The Alexander Technique, which he developed, could have taken quite a different path had that happened!*
Like a lot of people, I didn’t know that Biden had a stuttering issue and I owe it to Monika Gross, an Alexander Technique teacher in North Carolina, for bringing it to my attention with her posts on the Alexander Technique Forum.
Here’s a little about what she said:
Interesting – and extremely moving – testimonial by VP Joe Biden about his personal experience as a stutterer, at a February 2020 New Hampshire Democratic Primary Town Hall. FM had a whole chapter in The Use of the Self about a case study of a client who was a stutterer. Wonderful to think that around 1955, at the same time FM was at the end of his life in London, in Wilmington, Delaware, young Joey Biden was using a mirror and self-observation to develop constructive conscious control of his manner of use.
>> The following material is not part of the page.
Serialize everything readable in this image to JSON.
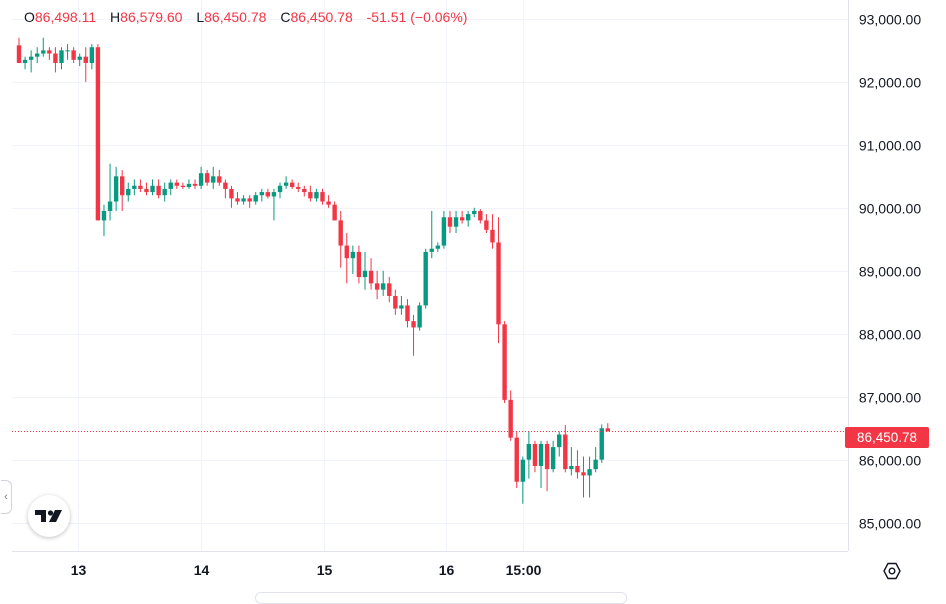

The chapter is titled “The Stutterer” and while it contains some valuable insights,** I’m not sure I’d give it to someone not already a bit familiar with the Alexander Technique. For me, Alexander comes across as being the expert that the reader (presumably someone who stutters) should submit him or herself to.
On the other hand, I’m pretty sure Biden could get some very useful help from an Alexander teacher – who I think could make his “anti-stuttering” strategies more fluid, and less likely to seem like cognitive issues.
***
* You can read more about these parallels in The King’s Speech and The Alexander Technique…Is there a link between Lionel Logue and FM Alexander?
**For example that stuttering involves “many other parts of (the) body besides…tongue and lips” and that the most effective process of stopping it requires making changes in how the whole body functions.